Durante a intervenção, a autoridade explicou que este tipo de ocorrências já está abrangido pelo regulamento europeu de reporte obrigatório e reconheceu que continua a ser um desafio identificar causas concretas e reunir dados suficientemente consistentes para apoiar decisões técnicas e operacionais. Segundo a ANAC, muitos dos relatórios recebidos chegam incompletos ou com informação não estruturada, o que torna mais difícil a análise e a deteção de padrões.

A autoridade sublinhou ainda que este não é um tema exclusivamente português.
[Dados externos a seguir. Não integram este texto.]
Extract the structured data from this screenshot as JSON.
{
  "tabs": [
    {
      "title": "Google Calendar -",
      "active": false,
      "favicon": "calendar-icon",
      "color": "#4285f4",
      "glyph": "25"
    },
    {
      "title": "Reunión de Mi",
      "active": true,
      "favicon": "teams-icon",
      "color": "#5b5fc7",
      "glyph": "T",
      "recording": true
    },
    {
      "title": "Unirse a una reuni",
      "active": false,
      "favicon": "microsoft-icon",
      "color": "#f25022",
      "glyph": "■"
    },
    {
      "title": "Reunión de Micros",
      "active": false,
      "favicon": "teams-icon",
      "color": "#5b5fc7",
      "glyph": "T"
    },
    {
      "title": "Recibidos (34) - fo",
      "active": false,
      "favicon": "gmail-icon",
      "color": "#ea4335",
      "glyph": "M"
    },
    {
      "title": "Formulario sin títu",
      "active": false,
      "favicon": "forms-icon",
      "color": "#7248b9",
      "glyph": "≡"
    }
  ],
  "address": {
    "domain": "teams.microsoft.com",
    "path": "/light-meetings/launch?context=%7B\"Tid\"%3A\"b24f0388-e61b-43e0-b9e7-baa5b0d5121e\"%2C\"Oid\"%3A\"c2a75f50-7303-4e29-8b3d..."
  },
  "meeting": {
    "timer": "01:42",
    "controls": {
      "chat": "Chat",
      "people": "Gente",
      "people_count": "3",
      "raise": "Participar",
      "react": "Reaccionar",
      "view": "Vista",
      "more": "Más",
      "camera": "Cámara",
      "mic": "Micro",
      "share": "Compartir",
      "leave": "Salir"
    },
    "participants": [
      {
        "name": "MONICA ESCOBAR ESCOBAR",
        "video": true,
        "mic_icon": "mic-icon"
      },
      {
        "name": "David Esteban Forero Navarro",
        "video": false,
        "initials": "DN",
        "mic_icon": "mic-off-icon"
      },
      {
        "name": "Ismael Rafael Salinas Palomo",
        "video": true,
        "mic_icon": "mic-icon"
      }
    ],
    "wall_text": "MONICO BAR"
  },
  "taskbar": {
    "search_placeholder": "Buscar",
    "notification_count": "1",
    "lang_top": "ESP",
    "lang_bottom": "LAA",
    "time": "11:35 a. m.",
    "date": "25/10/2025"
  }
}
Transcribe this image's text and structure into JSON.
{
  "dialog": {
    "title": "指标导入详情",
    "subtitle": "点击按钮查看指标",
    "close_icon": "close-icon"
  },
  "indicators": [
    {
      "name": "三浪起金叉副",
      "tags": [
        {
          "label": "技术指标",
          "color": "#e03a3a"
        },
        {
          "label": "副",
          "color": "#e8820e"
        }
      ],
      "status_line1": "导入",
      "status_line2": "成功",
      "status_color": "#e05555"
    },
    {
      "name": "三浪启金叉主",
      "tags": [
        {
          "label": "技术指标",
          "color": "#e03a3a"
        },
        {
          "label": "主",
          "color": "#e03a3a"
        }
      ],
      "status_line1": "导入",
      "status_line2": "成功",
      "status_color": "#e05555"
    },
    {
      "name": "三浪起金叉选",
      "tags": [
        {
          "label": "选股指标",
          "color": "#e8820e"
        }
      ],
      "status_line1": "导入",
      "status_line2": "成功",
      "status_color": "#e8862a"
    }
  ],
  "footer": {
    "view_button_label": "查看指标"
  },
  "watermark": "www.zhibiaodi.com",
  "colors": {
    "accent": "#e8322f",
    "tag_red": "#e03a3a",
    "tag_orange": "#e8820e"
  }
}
Nos últimos anos, operadores nacionais reportaram episódios em vários países europeus, levando Portugal a defender uma abordagem mais integrada no espaço europeu e maior uniformização nos processos de reporte entre Estados-membros.

Outro dos pontos em destaque foi a possibilidade de recorrer a novas ferramentas de Inteligência Artificial para apoiar a análise de grandes volumes de informação técnica e transformar relatórios descritivos em dados mais úteis para a supervisão aeronáutica.

A ANAC confirmou também que esta matéria integra atualmente as prioridades do plano nacional de segurança da aviação e que está envolvida em trabalhos técnicos com outras entidades para aprofundar conhecimento e apoiar futuras medidas.